La marijuana bruciata in Messico
Le foto della grande piantagione estirpata e incendiata a Culiacán, capitale dello stato che ne produce di più in tutto il paese
Lunedì l’esercito messicano ha trovato una piantagione di marijuana a Los Algodones, vicino alla capitale dello stato di Sinaloa, Culiacán, e l’ha estirpata e bruciata. Durante le operazioni il generale Pedro Gurrola, comandante dell’esercito a Sinaloa, ha spiegato che le piante sono tutte inaridite e che quest’anno i soldati hanno scoperto una minor quantità di piantagioni rispetto agli anni precedenti. I coltivatori di marijuana, ha raccontato, stanno cercando di salvare le piante: «Cercano di adattarsi. Se trovano un ruscello o una pozza ci infilano pompe e tubi e coltivano più piante possibili».
In Messico la maggior parte della droga viene prodotta nello stato di Sinaloa, che si trova nella costa occidentale del Paese. In questa zona sono perennemente schierati 11mila soldati che cercano di contrastare i cartelli del Pacífico e di Beltrán Leyva, le principali famiglie di narcos che si contendono la produzione e il traffico di marijuana, metanfetamine e altre droghe sintetiche. Quest’anno la regione è stata colpita dalla più forte siccità degli ultimi 70 anni e anche le coltivazioni illegali di marijuana e di oppio si sono rovinate.

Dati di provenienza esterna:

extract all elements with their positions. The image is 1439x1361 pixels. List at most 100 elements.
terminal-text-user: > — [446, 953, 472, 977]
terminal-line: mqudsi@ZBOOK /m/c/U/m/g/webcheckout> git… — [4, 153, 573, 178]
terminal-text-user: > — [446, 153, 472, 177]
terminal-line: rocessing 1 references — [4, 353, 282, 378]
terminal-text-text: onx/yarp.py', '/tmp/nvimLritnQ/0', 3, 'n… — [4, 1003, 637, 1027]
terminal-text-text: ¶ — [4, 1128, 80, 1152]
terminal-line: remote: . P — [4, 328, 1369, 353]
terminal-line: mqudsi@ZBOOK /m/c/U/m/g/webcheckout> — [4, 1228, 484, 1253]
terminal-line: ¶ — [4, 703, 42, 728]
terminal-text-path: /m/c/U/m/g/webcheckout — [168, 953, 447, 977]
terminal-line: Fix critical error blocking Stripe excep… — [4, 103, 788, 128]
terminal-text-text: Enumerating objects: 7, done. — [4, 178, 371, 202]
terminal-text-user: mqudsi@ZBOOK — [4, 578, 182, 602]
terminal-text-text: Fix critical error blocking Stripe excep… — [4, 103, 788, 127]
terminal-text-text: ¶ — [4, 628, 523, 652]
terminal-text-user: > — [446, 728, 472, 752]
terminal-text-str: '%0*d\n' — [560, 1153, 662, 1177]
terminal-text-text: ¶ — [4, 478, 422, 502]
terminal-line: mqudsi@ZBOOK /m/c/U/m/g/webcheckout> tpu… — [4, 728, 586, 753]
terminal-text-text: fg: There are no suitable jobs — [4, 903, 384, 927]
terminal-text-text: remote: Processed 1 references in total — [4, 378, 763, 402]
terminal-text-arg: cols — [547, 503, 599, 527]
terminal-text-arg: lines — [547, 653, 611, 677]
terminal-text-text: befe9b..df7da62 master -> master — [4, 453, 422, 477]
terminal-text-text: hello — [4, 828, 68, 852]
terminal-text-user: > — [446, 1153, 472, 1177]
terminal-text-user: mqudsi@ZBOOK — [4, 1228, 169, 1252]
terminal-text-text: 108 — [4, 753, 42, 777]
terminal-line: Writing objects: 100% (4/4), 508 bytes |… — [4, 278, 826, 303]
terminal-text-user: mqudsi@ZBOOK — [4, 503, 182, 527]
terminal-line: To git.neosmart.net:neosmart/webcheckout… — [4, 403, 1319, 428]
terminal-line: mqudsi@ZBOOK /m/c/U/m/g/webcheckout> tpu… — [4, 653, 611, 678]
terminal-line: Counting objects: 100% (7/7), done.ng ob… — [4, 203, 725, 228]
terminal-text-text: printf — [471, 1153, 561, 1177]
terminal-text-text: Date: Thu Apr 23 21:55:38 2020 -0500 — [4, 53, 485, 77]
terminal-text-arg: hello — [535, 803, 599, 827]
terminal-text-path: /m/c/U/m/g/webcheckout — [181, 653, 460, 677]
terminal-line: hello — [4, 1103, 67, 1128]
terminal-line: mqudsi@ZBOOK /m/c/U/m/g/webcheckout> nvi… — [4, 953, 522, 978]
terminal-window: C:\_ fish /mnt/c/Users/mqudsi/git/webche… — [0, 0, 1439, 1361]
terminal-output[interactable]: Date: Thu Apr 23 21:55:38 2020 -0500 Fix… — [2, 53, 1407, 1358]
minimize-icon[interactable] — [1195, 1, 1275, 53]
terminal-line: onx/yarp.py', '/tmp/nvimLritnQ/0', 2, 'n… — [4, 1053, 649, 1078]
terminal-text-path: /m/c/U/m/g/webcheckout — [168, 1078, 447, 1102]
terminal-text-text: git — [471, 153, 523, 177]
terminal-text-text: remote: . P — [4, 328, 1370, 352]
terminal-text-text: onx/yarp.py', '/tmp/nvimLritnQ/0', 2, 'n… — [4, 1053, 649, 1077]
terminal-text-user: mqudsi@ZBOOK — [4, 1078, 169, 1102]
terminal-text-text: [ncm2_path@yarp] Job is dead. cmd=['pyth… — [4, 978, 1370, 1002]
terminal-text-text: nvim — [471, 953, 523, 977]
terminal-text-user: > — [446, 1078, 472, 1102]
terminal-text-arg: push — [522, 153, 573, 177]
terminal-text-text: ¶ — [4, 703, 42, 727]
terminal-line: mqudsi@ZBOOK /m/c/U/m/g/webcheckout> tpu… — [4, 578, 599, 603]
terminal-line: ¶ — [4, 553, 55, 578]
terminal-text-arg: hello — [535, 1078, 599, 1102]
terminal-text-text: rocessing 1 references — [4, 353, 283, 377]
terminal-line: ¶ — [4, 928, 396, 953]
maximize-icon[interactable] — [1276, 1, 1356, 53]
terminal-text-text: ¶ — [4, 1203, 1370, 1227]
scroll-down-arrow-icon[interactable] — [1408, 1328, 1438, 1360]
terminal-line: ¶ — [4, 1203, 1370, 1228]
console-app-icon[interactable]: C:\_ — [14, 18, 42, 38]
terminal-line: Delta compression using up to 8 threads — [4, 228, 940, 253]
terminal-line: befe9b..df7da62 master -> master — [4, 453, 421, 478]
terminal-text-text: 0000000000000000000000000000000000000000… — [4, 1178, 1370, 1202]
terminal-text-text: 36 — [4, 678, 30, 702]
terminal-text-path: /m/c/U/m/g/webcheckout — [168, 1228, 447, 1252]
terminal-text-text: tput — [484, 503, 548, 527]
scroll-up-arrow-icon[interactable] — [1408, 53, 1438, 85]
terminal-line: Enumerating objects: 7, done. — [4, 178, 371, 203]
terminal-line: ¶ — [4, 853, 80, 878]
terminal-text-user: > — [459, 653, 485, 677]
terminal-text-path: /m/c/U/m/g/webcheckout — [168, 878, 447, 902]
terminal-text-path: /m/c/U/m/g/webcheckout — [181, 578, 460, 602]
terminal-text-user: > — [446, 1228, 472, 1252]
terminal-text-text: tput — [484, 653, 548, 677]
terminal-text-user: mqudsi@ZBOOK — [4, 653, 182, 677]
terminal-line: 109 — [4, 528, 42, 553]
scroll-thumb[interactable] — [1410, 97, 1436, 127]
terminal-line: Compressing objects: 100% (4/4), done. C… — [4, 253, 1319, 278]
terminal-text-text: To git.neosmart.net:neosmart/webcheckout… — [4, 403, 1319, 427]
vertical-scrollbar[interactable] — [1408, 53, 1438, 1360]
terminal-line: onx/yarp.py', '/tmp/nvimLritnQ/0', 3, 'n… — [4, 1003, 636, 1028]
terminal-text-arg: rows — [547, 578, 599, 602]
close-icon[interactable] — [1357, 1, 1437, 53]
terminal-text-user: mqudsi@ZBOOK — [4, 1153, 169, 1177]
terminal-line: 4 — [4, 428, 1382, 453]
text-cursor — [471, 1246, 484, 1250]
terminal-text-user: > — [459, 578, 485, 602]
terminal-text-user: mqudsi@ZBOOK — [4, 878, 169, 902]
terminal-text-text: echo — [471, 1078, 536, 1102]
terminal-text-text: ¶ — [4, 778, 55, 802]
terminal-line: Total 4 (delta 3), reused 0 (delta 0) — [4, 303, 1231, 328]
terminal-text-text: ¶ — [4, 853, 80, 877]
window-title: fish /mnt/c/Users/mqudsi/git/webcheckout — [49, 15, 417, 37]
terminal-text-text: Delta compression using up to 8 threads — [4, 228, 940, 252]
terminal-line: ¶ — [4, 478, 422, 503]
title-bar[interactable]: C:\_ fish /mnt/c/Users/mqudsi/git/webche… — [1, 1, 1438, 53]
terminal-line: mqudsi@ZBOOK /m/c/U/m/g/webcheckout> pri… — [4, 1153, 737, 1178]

La crisi della marijuana non provoca però un indebolimento dei narcos, che puntano a produrre soprattutto droghe sintetiche, più veloci e facili da produrre e trasportare, oltre che economicamente molto più vantaggiose. Una tonnellata di marijuana infatti rende ai narcotrafficanti circa 230mila euro mentre una di metanfetamine arriva a quasi 18 milioni di euro. Negli ultimi tempi le autorità messicane hanno scoperto notevoli quantità di prodotti chimici usati per fabbricare droga e anche laboratori molto grandi e con attrezzi sofisticati. Soltanto a dicembre hanno sequestrato 675 tonnellate di una sostanza chimica che avrebbe permesso di preparare un’enorme quantità di droga.